By Ted Hesson
WASHINGTON (Reuters) -The U.S. Supreme Court allowed Donald Trump’s administration on Monday to terminate the Temporary Protected Status of about 350,000 Venezuelans living in the U.S. Trump has sought to end the status for Venezuelans, Haitians, Afghans and others.
WHAT IS TEMPORARY PROTECTED STATUS?
Temporary Protected Status provides deportation relief and work permits to people already in the U.S. if their home countries experience a natural disaster, armed conflict or other extraordinary event.
The U.S. Homeland Security secretary has the authority to grant TPS to people from specific countries in increments of six to 18 months.
Two months before the status expires, the secretary must determine whether to renew it, expand it to include new arrivals from the country, or terminate it.
Congress created the program in 1990 after a spike in migrants fleeing civil war in El Salvador.
While the status is temporary in nature, many designations have been renewed for decades. TPS does not offer a path to citizenship, leaving many people on temporary status for years or decades.
HOW DID TRUMP APPROACH TPS IN HIS FIRST TERM?
During his first term, Trump’s administration sought to terminate most TPS enrollment, part of a broader crackdown on legal and illegal immigration.
The administration moved to end TPS for about 400,000 people from El Salvador, Haiti, Honduras, Nicaragua, Nepal and Sudan, who made up the vast majority of those in the program.
Federal courts blocked the effort, however, keeping the TPS designations in place throughout the Republican Trump’s first term ending in 2021.
WHAT HAPPENED UNDER BIDEN?
Joe Biden, a Democrat who took office in 2021, sought to preserve existing TPS enrollment and expand the program to include hundreds of thousands of migrants from other nations.
Biden granted TPS to people from Afghanistan, Cameroon, Ethiopia, Lebanon, Myanmar, Ukraine and Venezuela while expanding eligibility for Haitians and others.
Venezuelans made up the largest group with more than 600,000 eligible for the protections by the end of Biden’s term.
In the days before Biden left office, then-Homeland Security Secretary Alejandro Mayorkas granted an additional 18 months of TPS to immigrants from El Salvador, Sudan, Ukraine and Venezuela, an unprecedented move apparently to help them remain in the U.S. after Trump took office.
Some 17 countries had TPS by the end of Biden’s presidency, up from 10 in 2020.
WHAT HAS TRUMP DONE SO FAR?
Kristi Noem, Trump’s Homeland Security secretary, rescinded the Biden-era extension of TPS for Venezuelans a little more than a week after Trump took office.
Noem said the new administration did not want to be bound by the last-minute Mayorkas decision to extend protections and wanted to root out alleged Venezuelan gang members.
She terminated TPS for about 348,000 Venezuelans in early February, putting them on a trajectory to lose deportation protections and work permits by April.
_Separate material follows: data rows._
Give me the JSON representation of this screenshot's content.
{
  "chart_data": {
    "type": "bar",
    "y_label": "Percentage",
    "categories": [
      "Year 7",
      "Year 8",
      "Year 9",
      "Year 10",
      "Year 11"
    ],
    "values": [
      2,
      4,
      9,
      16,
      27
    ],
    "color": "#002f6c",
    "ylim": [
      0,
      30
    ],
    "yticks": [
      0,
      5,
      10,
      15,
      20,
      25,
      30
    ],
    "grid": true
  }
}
The rest of the roughly 600,000 Venezuelans have protections due to expire in September, meaning Noem would make that decision in July.
Noem has rescinded the Biden-era extension of TPS for 521,000 Haitians so that the protections would expire in August barring any extension.
Noem decided in April to terminate TPS for 14,600 Afghans and 7,900 Cameroonians, the Department of Homeland Security said at the time. In a notice this month, DHS said the Afghanistan termination would take effect in July. Cameroonians are set to lose protections in June.
The Supreme Court order on Monday does not directly affect these other terminations but could make lower court judges more likely to allow terminations to proceed even if they are challenged in court.
WHAT HAS THE RESPONSE BEEN?
At least four lawsuits were filed challenging Noem’s moves to strip TPS protections for Venezuelans and Haitians.
A San Francisco-based federal judge in March blocked the Venezuela termination, saying the administration’s depiction of the migrants as criminals “smacks of racism.” The 9th U.S. Circuit Court of Appeals in April declined to pause the lower court’s order.
The Trump administration appealed to the Supreme Court, which on Monday issued the order allowing the termination to go forward while litigation is ongoing.
Conservative groups and Republicans have generally backed Trump’s efforts to end TPS, saying it should be used for short-term relief and not be renewed for decades.
But Republican U.S. Representative Maria Salazar, whose South Florida district is home to Cubans and Venezuelans who oppose Venezuela’s socialist government, co-sponsored a bipartisan bill this month that would grant Venezuelans an additional 18 months of TPS.
Refugee groups sharply criticized the decision to end TPS for Afghanistan, saying it would send Afghans back to danger under the Taliban-led government.